Comrades! Let us now turn our attention to images of fascist, decadent, anti-revolutionary structures dedicated to that vile abomination which our dear Great Thinker Karl Marx had called "the opium of the masses!"
I'm speaking for myself (specifically my ex-seminarian self), but certainly any trip to Russia would not be complete without seeing up close its magnificent, centuries-old churches. These monuments to the Russian Orthodox faith, distinguished by their onion domes, spires and cupolas, are everywhere in Moscow. For 50 or so years the commies and their state-sponsored atheism ruled Russia, but in the end they were swept away, and the churches have remained standing.
Ladies and gentlemen, the state of the onion is strong.
This edifice is the first Russian church you will see, if only because it lies just a few miles down the road from the Moscow airport to the city proper. Our urbane guide Alex (who speaks 7 languages and has been to 120 countries, including the Philippines--"Zamboanga, Bohol, Negros, Clark, Cebu, Palawan," he rattled off...) said it was "a church of no consequence"--is there such a thing?--built only recently.
The Church of St. George on Poklonnaya Hill, built only in 1993-1995 as part of the Victory Memorial complex. The complex commemorates the 50th anniversary of Russia's victory against Nazi Germany in World War II (also known to Russians as the Great Patriotic War). The church is open only for celebrations and occasions related to the Memorial. But here's what's striking: in the complex is also found a synagogue and a mosque.
The Gateway Church of the Transfiguration, which leads to the 16th-century Novodevichy Convent (also known as New Maiden's Monastery). The convent was the favored place of exile for disgraced members of the Russian nobility. Peter the Great's half-sister Sofia was banished to this place and forced to become a nun, as was Feodor I's wife Irina. For a time, it was the richest monastery in the land. According to Wikipedia , by the 17th century, the convent owned 36 villages and 14,489 peasants!

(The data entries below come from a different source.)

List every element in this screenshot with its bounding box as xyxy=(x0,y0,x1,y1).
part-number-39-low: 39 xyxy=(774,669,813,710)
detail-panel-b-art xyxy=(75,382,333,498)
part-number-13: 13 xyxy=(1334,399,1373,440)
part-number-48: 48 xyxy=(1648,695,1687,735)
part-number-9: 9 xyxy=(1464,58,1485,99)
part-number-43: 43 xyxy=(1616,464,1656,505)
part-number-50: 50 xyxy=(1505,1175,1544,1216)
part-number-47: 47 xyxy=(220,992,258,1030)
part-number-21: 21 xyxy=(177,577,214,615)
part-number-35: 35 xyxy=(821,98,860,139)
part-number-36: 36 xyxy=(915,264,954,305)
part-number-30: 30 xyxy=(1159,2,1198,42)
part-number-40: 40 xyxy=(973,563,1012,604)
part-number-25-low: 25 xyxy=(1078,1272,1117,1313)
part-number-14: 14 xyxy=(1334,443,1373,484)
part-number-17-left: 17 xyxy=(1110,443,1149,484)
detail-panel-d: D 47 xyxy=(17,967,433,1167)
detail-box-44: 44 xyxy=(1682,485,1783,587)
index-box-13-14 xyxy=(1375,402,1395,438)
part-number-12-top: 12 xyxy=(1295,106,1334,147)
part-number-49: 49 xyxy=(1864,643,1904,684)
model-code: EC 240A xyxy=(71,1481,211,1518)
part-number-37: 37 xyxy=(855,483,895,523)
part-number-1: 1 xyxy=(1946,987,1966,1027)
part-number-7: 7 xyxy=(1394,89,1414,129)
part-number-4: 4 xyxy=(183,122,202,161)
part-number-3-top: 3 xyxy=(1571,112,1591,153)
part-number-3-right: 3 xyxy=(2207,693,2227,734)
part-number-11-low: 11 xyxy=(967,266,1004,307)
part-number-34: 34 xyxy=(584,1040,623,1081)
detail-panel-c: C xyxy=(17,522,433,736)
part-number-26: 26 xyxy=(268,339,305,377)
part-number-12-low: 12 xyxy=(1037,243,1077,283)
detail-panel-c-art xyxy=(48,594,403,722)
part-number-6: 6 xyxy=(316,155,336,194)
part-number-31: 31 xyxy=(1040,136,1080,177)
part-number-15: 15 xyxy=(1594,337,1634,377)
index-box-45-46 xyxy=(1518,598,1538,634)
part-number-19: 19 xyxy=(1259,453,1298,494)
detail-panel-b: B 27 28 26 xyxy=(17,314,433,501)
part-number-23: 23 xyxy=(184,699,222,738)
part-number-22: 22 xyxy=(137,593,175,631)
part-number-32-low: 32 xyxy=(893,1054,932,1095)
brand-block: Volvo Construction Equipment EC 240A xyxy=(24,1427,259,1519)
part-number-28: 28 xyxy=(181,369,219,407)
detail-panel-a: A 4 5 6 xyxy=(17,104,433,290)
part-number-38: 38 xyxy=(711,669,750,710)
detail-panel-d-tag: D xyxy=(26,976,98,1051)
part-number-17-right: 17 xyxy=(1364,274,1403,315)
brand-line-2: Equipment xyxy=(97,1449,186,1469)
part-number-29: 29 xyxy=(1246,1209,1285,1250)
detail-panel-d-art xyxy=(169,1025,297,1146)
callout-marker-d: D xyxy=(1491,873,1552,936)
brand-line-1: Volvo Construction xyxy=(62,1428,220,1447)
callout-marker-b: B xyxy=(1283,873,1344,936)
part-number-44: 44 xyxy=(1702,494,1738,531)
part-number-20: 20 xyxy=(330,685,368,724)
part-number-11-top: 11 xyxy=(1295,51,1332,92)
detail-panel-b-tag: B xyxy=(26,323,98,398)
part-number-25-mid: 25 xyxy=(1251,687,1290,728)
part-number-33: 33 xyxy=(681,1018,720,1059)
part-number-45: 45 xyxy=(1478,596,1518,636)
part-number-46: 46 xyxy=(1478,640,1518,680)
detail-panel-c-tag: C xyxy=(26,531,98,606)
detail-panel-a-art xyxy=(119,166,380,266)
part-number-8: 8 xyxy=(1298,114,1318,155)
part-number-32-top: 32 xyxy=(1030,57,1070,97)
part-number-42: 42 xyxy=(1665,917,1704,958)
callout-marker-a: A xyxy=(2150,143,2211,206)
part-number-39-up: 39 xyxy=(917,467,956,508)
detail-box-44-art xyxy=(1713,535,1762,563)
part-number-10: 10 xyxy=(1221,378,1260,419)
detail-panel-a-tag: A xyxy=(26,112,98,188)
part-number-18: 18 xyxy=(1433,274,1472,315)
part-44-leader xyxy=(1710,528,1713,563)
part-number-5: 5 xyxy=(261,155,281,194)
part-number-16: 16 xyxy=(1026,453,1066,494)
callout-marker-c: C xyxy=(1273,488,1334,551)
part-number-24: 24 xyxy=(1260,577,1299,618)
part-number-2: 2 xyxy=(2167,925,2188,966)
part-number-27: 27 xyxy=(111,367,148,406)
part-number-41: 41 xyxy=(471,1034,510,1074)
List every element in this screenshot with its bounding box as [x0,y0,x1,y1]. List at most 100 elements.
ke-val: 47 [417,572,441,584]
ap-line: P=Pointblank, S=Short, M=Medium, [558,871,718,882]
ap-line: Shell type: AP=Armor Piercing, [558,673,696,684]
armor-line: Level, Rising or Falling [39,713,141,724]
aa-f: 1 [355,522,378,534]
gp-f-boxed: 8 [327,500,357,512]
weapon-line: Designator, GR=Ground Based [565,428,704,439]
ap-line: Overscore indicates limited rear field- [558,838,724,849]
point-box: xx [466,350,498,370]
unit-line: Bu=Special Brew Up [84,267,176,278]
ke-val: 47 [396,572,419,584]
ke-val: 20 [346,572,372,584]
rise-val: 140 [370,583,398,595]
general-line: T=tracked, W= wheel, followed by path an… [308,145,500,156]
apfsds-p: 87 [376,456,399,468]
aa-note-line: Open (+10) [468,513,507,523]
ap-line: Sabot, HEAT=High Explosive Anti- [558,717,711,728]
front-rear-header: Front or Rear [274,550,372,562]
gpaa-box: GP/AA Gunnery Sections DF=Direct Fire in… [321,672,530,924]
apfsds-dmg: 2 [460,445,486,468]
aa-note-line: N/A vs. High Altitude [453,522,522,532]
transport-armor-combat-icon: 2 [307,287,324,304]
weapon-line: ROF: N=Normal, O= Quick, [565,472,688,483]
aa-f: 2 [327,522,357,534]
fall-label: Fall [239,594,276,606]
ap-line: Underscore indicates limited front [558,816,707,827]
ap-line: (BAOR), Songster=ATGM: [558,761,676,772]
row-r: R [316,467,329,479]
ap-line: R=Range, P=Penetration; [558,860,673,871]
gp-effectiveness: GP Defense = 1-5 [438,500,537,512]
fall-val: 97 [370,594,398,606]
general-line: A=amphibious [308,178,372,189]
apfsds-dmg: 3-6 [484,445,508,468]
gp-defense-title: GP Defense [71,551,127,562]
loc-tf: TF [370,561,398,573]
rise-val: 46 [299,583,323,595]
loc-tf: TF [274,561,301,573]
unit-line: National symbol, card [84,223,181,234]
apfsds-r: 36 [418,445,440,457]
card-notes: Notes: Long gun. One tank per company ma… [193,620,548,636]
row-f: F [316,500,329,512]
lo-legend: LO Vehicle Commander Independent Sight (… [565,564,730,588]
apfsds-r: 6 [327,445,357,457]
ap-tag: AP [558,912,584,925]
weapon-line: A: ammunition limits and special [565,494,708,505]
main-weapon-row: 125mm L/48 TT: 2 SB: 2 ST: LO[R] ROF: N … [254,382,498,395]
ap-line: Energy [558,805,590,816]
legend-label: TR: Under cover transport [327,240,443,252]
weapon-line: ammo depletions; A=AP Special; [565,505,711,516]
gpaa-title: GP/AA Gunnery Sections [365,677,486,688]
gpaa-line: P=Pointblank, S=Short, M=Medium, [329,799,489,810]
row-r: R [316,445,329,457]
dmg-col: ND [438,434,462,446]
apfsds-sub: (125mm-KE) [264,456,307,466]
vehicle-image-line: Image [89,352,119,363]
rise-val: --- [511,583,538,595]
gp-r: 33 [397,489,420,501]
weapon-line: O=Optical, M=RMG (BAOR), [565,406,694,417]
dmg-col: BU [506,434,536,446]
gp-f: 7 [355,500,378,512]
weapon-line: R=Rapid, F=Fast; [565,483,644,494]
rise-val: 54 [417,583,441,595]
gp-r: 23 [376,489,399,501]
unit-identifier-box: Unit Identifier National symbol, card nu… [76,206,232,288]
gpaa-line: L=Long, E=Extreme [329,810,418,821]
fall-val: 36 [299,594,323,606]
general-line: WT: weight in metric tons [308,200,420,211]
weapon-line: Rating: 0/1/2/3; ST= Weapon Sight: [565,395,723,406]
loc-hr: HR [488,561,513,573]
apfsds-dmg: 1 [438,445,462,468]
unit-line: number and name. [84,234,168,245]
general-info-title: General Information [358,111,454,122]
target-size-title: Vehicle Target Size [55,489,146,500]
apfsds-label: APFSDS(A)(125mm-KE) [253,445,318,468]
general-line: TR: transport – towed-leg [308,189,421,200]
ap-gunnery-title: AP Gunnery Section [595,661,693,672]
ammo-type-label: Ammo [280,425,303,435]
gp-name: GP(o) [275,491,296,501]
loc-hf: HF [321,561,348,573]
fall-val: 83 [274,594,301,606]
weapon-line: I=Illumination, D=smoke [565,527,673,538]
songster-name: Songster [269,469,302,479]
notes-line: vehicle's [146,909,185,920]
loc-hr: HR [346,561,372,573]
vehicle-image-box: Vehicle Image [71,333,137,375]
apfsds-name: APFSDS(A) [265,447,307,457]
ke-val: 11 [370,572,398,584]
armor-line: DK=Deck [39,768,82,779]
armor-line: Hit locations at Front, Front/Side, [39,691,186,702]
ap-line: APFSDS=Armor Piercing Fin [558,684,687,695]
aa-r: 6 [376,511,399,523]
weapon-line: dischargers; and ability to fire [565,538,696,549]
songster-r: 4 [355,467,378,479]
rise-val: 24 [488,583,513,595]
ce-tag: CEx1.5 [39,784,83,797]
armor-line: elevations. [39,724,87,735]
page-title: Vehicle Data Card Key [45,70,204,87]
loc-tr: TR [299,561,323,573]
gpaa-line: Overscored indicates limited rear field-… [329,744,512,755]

The main church inside the Novodevichy Convent is this golden-domed cathedral dedicated to the Our Lady of Smolensk. Built in 1524-1525, its interiors are adorned with floor-to-ceiling frescoes and a truly awesome iconostasis (altar decorated with icons). Fortunately, they allowed us to take pictures, so do scroll down...
There is no way I can adequately describe in words a sight such as this, so bless him who invented photography.
The central part of the iconostasis, with its incredible gilt detailing and parade of icons. The purple curtain near the bottom shades off the altar, beyond which no one is allowed except a priest or patriarch of the Russian Orthodox Church.
The Assumption Cathedral inside the Kremlin walls, which has even more astounding religious art and artifacts (including Ivan the Terrible's throne!). Built in 1479, the church was where generations of Russian czars and czarinas were crowned, even when the country's capital had been moved to St. Petersburg by Peter the Great. No picture-taking is allowed inside. Still...
Seeing the priceless treasures inside, things I might not see again in my lifetime, I just HAD to take photos, all of them on the sly. That explains the awkward angle of this picture. Nasita ako in the end, but it was worth it.
The golden crowns of the Assumption Cathedral in close-up. The sight is breathtaking from any angle.
The 11 domes of the Upper Savior Cathedral, 1679-81, representing the 11 (eleven!) ancient churches inside the Kremlin that have disappeared due to war, revolution, calamity or plain old age since the walled city's founding around the 11th century. The Kremlin, by the way, is like our Intramuros, only far better preserved.
The Cathedral of the Archangel Michael, which sits just outside The Assumption Cathedral. Puro simbahan! Indeed. Within a concentrated portion of the Kremlin's vast real estate stand seven ancient churches, huddled around what is now called Cathedral Square. This 16th-century church has a rather different function: it serves as the necropolis, or burial place, of various czars and grand princes. Their brass sarcophagi are all around the church, but their remains are buried in underground cellars. In the presence of dead people, I didn't dare take pictures.
The side entrance to the Archangel Michael Cathedral features these frescoes--faded now but still splendid enough to evoke the rich, unique history and culture that spawned them.
And finally, St. Basil's Cathedral on Red Square just outside the Kremlin walls. Enough said.